1a. Create conda environment¶
You need to install anaconda or miniconda. We recommend you to create a conda environment:
conda create -n atlasenv conda activate atlasenv
Then install metagenome-atlas:
conda install -y -c bioconda -c conda-forge metagenome-atlas
1b. Install the development version from GitHub¶
Atlas is still under active development, therefore you may want to install the up to date atlas from GitHub.
Create an conda environment with all primary dependencies. All further dependencies are installed on the fly:
conda create -n atlasenv -c bioconda -c conda-forge python>=3.6 snakemake pandas bbmap=37.78 click=7 ruamel.yaml biopython
Load the environment:
source activate atlasenv
- copy code from GitHub and install::
- git clone https://github.com/metagenome-atlas/atlas.git cd atlas pip install –editable .
- Now you should be able to run atlas::
- atlas init –db-dir databases path/to/fastq/files atlas run
2. Download all databases first¶
May be you want to make sure that all databases are downloaded correctly. Simply run:
atlas download --db-dir path/to/databases
To reassure you, most of the databases are md5 checked. The downloads use approximately 30 GB of disk space.
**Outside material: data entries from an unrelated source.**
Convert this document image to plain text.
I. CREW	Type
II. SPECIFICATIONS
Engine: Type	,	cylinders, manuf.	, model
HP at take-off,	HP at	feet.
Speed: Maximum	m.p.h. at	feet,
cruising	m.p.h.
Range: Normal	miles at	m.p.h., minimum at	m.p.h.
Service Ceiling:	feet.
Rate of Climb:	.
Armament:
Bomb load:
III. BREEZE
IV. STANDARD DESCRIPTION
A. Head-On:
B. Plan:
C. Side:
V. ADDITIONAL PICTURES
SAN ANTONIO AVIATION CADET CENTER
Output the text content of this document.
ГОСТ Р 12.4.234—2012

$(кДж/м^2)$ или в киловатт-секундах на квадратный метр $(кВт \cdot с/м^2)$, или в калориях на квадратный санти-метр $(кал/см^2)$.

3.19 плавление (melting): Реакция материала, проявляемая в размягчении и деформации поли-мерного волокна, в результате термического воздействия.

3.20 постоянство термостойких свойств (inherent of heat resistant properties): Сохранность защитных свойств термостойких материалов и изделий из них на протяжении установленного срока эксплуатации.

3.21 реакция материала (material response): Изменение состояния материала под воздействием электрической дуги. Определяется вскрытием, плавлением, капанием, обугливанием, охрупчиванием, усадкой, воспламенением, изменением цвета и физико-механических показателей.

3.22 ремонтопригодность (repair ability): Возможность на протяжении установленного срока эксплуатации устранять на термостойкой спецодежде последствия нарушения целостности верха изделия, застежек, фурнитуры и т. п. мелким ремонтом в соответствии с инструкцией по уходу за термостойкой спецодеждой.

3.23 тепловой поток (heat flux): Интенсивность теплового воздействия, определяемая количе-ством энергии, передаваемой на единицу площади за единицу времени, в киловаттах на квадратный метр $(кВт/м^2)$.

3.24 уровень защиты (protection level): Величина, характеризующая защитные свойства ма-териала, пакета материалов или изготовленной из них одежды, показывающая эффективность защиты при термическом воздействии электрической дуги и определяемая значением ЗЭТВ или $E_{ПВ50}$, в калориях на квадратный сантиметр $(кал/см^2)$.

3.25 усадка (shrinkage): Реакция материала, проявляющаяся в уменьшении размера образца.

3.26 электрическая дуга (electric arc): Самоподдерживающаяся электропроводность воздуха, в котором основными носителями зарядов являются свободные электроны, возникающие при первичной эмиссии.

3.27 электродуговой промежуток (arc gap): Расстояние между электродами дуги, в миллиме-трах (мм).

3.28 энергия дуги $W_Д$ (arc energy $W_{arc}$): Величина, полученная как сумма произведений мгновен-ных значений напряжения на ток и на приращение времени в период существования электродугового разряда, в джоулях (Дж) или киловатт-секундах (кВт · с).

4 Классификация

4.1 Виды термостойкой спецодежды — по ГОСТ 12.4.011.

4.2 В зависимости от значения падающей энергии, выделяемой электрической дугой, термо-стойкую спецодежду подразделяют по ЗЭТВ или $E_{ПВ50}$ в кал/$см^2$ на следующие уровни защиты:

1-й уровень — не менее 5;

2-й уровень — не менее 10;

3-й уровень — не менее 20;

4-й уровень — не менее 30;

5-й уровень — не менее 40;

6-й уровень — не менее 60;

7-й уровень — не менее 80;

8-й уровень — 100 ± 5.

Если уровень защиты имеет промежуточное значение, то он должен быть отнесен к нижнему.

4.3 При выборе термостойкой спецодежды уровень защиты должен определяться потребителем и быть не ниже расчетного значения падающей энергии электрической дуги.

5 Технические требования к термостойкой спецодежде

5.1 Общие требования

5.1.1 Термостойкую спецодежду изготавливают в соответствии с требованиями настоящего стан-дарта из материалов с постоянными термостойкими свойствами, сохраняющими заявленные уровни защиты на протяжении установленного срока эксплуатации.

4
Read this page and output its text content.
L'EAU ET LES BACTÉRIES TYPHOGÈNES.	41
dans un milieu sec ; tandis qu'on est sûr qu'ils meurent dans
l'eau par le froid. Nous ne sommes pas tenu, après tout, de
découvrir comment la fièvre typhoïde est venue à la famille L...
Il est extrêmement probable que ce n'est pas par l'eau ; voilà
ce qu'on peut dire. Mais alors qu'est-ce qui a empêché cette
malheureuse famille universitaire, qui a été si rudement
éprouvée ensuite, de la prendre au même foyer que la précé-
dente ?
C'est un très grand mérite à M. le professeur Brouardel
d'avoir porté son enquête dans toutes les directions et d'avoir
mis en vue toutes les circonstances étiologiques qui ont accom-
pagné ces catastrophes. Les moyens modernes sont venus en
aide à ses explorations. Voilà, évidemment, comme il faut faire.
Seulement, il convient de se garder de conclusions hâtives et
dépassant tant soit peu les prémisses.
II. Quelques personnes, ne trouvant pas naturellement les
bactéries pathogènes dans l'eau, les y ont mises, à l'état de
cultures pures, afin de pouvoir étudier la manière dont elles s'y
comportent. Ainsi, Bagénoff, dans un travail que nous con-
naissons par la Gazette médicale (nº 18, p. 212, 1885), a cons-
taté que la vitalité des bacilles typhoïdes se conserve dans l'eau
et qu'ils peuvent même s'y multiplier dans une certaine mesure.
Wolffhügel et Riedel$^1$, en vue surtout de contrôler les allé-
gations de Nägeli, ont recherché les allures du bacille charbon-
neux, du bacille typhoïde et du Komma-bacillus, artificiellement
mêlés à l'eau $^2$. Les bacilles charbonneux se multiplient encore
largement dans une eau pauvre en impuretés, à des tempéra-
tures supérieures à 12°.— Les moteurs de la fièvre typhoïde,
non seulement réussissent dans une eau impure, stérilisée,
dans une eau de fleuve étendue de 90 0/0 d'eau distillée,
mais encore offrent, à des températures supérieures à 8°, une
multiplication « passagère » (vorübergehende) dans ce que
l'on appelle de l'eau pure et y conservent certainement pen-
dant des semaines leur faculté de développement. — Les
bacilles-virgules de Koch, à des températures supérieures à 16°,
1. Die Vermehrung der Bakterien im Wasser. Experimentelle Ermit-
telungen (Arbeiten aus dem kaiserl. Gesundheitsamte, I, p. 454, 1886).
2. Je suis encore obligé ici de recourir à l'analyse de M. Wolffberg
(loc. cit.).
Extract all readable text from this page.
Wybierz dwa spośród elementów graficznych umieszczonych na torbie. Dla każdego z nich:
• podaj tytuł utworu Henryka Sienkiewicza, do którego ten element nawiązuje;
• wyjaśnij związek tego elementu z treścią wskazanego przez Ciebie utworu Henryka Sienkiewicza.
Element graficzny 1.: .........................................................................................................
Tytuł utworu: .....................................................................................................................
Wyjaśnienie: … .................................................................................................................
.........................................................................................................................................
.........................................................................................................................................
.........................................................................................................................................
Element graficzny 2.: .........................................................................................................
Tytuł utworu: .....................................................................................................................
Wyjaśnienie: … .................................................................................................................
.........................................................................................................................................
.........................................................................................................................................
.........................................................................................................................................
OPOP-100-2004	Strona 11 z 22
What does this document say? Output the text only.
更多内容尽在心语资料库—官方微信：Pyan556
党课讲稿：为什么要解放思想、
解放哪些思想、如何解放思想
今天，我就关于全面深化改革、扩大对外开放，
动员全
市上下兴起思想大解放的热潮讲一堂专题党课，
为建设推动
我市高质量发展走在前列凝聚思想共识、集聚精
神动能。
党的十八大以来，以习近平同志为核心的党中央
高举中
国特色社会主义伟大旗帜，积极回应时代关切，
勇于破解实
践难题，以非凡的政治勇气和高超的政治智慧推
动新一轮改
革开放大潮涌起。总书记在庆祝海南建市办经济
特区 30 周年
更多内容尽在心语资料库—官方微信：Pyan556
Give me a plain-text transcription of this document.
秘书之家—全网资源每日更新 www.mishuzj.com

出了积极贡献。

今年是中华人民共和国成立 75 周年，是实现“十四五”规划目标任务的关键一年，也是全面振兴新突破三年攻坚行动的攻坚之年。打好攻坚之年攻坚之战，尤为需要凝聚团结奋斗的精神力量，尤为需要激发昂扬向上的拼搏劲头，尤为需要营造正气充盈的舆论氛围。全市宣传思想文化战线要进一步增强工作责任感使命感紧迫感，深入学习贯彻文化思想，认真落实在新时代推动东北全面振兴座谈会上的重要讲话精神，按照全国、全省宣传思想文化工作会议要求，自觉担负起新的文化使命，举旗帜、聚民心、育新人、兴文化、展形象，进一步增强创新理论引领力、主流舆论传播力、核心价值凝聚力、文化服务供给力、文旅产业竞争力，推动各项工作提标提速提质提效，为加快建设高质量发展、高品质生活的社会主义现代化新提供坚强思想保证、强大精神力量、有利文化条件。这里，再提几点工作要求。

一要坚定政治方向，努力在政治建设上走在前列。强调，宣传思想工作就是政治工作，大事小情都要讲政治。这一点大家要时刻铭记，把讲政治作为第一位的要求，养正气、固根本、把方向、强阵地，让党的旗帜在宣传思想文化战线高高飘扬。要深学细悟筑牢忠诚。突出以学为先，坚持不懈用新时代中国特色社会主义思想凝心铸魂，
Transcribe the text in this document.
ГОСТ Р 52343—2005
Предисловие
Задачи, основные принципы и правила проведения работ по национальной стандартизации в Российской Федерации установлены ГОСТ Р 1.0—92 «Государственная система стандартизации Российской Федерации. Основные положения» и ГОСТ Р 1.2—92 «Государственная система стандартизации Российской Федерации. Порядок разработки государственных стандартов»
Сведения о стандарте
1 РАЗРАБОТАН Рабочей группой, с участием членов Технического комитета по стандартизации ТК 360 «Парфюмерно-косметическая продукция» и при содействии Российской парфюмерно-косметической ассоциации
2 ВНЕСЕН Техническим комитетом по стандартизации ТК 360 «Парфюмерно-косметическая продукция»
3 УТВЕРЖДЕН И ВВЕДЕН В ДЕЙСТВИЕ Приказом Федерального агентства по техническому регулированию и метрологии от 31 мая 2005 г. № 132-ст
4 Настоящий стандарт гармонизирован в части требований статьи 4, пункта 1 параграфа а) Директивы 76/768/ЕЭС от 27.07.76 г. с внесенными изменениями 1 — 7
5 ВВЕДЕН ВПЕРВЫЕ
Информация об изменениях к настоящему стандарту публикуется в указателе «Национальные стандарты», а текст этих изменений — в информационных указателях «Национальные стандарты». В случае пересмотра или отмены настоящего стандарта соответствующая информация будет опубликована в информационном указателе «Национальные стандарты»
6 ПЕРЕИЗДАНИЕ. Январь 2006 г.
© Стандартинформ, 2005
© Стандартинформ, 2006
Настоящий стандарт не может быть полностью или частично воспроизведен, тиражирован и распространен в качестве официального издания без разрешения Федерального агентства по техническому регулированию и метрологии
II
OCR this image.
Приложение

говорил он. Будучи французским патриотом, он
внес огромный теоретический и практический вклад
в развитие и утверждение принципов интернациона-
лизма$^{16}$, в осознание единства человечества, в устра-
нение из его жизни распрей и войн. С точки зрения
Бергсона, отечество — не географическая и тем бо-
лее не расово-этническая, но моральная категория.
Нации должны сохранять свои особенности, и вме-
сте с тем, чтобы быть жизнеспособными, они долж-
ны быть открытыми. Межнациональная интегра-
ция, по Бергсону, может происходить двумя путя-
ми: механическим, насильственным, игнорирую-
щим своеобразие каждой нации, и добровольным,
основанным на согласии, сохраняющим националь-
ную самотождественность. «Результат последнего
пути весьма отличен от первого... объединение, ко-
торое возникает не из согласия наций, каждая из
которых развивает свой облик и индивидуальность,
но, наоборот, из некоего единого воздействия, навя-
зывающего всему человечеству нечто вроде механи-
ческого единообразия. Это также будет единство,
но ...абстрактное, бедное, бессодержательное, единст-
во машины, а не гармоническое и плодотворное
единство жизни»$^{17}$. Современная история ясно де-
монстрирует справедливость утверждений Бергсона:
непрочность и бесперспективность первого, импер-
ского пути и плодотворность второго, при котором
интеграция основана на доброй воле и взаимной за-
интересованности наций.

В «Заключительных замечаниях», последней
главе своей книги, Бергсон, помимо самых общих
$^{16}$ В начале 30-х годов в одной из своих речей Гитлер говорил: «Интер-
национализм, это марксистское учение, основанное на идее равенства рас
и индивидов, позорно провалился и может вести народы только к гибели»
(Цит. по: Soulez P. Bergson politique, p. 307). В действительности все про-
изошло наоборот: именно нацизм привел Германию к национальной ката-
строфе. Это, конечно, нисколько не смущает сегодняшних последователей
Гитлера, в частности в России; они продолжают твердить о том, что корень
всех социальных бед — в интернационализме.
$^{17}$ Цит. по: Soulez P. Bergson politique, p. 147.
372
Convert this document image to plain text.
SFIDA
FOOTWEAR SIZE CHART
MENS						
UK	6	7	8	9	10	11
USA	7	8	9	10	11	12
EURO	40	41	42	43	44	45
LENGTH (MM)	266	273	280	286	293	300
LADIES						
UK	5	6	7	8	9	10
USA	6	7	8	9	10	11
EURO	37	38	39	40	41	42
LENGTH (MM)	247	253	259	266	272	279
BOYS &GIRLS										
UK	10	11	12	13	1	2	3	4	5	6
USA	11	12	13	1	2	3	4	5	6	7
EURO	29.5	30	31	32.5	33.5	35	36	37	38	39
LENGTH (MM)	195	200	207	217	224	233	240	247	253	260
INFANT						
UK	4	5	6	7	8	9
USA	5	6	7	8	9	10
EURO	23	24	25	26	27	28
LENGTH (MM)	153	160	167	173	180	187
Now let’s apply atlas on your data.
Usage: atlas init [OPTIONS] PATH_TO_FASTQ Write the file CONFIG and complete the sample names and paths for all FASTQ files in PATH. PATH is traversed recursively and adds any file with '.fastq' or '.fq' in the file name with the file name minus extension as the sample ID. Options: -d, --db-dir PATH location to store databases (need ~50GB) [default: /Users/silas/Documents/Debug_atlas /databases] -w, --working-dir PATH location to run atlas --assembler [megahit|spades] assembler [default: megahit] --data-type [metagenome|metatranscriptome] sample data type [default: metagenome] --threads INTEGER number of threads to use per multi-threaded job -h, --help Show this message and exit.
This command creates a
samples.tsv and a
config.yaml in the working directory.
Have a look at them with a normal text editor and check if the samples names are inferred correctly. Samples should be alphanumeric names and cam be dash delimited. Underscores should be fine too.
example sample table
BinGroup parameter is used during the genomic binning.
In short: all samples in which you expect the same strain to
be found should belong to the same group,
e.g. all metagenome samples from mice in the same cage.
You should also check the
config.yaml file, especially:
- You may want to change the resources configuration, depending on the system you run atlas on.
- You may want to add ad host genomes to be removed.
Details about the parameters can be found in the section Configure Atlas
Usage: atlas run [OPTIONS] [[qc|assembly|genomes|genecatalog|None|all]] [SNAKEMAKE_ARGS]... Runs the ATLAS pipline By default all steps are executed but a sub-workflow can be specified. Needs a config-file and expects to find a sample table in the working- directory. Both can be generated with 'atlas init' Most snakemake arguments can be appended to the command for more info see 'snakemake --help' For more details, see: https://metagenome-atlas.readthedocs.io Options: -w, --working-dir PATH location to run atlas. -c, --config-file PATH config-file generated with 'atlas init' -j, --jobs INTEGER use at most this many jobs in parallel (see cluster submission for mor details). [default: 8] --no-conda do not use conda environments. good luck! [default: False] -n, --dryrun Test execution. [default: False] -h, --help Show this message and exit.
atlas run need to know the working directory with a
samples.tsv inside it.
Take note of the
--dryrun parameter, see the section Snakemake for other handy snakemake arguments.
If you want to run atlas on a cluster system you want to read the section Execution of Atlas.